Investments in U.P. priorities accomplished without tax increases
State Rep. Beau LaFave this week supported record funding for road repairs and schools without raising taxes for Michigan residents.
“Upper Peninsula families are some of the hardest-working people I know,” said LaFave, of Iron Mountain. “They don’t want handouts, they just want a state government that respects their grind and sacrifices. The governor asked Michigan taxpayers for more money to fund her many wasteful government programs – instead, the House-approved budget plan delivers better value for Delta, Dickinson and Menominee families without asking for more of their hard-earned money. This is about making government more efficient, effective and accountable.”
LaFave, along with his House colleagues, approved several budget measures this week, advancing the plan to the Senate for further consideration.
Key elements of the budget plan:
- Roads. The plan ensures every single penny spent on taxes at the gas pump goes to improve our roads – including the 6 percent sales tax motorists already pay. This change could add more than $800 million more per year to road repairs – without raising taxes 45 cents as the governor proposed – once fully phased in over two years. This change would be accomplished without sacrificing money for schools, local government revenue sharing or other essential public services.
- Schools. The plan raises the state’s minimum per-pupil foundation allowance by $180 per student, which covers the majority of Michigan’s school districts. All Delta, Dickinson and Menominee county school districts will get $180 more per student under the House plan. This comes on top of the largest annual per-student increase of the past 15 years – which schools are receiving in the current budget year – while continuing to close the gap between the state’s lowest- and highest-funded districts. Early literacy and career training are special focuses as the overall school aid fund would surpass $15 billion.

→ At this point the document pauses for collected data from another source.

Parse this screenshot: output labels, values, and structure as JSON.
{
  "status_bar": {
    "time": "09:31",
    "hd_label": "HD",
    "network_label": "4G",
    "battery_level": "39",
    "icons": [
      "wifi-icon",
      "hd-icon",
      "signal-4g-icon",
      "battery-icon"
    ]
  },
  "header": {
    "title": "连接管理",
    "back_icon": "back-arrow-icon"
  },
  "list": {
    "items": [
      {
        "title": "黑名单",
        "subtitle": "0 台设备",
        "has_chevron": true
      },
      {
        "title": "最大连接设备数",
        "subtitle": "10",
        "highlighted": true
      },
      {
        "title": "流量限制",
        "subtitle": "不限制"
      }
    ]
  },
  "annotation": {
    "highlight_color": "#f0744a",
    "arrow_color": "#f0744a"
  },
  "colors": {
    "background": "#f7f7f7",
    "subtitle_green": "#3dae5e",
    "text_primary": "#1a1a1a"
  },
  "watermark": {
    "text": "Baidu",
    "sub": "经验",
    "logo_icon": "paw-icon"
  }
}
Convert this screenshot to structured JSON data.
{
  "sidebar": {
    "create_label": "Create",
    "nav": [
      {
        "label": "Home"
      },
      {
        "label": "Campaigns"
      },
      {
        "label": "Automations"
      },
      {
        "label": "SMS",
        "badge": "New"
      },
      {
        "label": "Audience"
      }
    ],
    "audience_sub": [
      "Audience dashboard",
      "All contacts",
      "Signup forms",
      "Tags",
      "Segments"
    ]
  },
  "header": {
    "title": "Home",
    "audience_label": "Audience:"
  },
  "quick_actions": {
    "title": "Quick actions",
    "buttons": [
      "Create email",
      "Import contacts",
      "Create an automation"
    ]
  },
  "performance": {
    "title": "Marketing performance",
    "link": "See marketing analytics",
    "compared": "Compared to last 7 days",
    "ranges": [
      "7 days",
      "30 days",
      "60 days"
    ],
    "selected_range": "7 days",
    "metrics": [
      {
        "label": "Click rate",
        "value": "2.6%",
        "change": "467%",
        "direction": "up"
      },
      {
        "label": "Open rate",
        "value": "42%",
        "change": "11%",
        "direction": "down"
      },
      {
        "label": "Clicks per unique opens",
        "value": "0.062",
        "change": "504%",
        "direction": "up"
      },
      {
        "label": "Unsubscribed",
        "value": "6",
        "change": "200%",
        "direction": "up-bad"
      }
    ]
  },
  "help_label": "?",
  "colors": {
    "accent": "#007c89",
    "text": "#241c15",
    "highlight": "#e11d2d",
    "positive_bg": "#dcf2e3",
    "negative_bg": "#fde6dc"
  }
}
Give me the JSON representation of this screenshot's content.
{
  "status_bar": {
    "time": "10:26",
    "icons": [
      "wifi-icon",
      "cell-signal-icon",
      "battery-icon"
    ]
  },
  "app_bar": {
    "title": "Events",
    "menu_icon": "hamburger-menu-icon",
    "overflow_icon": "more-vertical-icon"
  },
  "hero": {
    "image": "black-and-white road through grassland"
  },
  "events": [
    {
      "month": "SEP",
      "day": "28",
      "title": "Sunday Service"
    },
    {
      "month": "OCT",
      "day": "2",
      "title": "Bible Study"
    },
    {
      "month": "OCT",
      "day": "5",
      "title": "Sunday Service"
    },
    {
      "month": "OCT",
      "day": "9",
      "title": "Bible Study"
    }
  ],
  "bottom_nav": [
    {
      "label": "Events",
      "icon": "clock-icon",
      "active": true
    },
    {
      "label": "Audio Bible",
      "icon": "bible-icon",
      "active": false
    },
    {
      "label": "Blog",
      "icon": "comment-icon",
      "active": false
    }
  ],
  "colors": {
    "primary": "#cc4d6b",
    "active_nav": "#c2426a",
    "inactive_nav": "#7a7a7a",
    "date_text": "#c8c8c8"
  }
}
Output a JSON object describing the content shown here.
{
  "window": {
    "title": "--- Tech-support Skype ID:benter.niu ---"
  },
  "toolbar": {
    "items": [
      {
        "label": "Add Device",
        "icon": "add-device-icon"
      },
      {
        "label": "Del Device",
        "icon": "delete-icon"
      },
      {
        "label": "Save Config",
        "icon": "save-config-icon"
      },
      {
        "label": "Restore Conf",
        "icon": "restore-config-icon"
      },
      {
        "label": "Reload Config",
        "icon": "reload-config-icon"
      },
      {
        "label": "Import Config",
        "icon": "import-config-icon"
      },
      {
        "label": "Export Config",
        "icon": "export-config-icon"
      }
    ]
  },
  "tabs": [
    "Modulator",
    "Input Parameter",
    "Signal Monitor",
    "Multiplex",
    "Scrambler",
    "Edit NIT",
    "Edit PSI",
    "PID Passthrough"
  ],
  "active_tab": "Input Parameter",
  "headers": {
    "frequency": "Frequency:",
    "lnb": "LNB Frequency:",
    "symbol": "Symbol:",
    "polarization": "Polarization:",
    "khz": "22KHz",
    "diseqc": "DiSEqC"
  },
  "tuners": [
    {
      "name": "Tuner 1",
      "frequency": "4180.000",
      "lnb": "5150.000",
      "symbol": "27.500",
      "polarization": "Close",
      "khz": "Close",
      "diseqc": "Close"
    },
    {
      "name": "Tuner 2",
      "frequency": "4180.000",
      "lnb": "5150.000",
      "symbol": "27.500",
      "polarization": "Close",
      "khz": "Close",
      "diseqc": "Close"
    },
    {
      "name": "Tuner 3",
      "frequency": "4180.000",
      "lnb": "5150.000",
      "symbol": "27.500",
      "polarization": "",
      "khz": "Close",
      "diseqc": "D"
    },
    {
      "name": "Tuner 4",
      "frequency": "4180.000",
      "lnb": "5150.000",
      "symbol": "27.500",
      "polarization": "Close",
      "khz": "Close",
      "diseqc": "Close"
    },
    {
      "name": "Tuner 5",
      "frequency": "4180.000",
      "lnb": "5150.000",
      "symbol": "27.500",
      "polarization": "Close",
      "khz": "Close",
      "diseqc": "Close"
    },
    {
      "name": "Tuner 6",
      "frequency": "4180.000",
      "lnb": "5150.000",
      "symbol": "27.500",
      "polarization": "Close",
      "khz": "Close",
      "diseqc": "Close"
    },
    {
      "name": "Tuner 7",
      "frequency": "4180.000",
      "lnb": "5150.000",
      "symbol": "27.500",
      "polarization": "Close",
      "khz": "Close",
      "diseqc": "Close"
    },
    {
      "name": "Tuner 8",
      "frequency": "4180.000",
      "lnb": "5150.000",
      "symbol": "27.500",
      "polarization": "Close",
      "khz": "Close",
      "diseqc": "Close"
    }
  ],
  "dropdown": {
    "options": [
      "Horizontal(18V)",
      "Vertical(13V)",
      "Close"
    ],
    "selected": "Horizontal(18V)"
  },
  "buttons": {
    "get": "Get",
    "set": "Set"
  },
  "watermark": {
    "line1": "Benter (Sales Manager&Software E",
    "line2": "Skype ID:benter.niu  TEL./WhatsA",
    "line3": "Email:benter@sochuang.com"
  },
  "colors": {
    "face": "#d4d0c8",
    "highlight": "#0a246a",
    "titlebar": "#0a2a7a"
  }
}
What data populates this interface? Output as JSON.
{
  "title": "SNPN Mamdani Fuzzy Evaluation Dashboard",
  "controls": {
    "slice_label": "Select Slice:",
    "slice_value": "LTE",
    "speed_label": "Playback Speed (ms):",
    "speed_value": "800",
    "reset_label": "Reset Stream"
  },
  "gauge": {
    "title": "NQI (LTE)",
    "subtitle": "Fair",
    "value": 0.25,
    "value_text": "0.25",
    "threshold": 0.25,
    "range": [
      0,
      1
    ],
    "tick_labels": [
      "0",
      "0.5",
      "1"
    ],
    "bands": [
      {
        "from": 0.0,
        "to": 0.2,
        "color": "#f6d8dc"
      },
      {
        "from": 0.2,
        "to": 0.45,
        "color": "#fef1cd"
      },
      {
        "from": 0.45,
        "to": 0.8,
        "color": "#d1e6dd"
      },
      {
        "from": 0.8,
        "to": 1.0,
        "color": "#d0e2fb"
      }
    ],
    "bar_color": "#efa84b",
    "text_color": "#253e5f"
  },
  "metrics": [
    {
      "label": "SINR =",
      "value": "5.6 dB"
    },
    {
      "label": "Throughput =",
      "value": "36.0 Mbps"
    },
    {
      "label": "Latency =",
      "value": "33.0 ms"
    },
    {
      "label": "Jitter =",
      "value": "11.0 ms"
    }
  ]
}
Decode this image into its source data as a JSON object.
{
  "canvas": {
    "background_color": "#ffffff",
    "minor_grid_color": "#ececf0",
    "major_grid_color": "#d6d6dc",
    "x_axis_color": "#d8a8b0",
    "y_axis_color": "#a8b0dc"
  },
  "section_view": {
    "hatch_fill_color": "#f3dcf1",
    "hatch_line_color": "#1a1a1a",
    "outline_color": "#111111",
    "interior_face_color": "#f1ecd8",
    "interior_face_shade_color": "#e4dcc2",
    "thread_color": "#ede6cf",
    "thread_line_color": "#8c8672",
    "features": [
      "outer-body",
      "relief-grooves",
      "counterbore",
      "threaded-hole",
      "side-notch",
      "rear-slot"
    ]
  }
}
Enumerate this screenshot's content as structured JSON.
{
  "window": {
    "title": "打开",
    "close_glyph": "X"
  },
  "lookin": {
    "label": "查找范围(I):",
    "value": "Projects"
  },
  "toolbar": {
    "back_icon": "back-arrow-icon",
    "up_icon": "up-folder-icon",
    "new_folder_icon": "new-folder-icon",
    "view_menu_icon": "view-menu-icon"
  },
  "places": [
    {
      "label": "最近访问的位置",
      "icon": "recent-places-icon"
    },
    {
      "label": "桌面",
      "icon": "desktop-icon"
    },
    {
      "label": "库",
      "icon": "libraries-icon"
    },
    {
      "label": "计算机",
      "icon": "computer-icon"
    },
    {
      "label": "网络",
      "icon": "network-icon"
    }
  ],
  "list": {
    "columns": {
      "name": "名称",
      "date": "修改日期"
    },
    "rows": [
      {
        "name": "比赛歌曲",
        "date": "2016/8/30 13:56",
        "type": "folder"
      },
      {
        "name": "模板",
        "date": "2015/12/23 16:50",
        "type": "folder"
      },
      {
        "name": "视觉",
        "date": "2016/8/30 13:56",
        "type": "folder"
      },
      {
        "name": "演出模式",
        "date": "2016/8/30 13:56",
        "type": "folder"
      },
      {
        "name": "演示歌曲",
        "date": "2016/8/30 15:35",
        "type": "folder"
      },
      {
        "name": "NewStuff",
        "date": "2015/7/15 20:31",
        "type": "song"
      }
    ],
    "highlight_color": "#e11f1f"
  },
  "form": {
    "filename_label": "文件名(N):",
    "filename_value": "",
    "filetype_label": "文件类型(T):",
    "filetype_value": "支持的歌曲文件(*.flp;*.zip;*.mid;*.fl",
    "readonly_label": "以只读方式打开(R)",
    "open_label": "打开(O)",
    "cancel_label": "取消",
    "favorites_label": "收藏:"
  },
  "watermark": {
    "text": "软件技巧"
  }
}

- Strengthening communities and families. More resources will be dedicated to protect drinking water, clean up the environment, promote mental health and fight opioid addiction. Local communities will get an increase in revenue sharing to enhance essential public services.
- Respecting taxpayers through government efficiencies. Many state departments are being asked to find a savings of 3 percent in their administrative budgets. The House also has identified several state programs that do not spend as much money as taxpayers have been providing, so their budgets will be adjusted accordingly. The plan also helps rein in information technology project spending within state departments, which has been a problem area.
LaFave offered an amendment to prohibit unwarranted aircraft usage in the Upper Peninsula by the Department of Natural Resources. LaFave’s amendment was adopted in the House-approved budget plan, placing an appropriations penalty on the department for flying airplanes below 1,000 feet during the months of October and November – unless in instances where it was conducting a search for a missing person.
“Flying over private property and buzzing hunters in the woods is in direct violation of search and seizure protections under the Fourth Amendment, and it should not be tolerated nor paid for by the taxpayers of Michigan,” LaFave said.
The House budget plan costs taxpayers about $1.3 billion less than the plan recommended by the governor.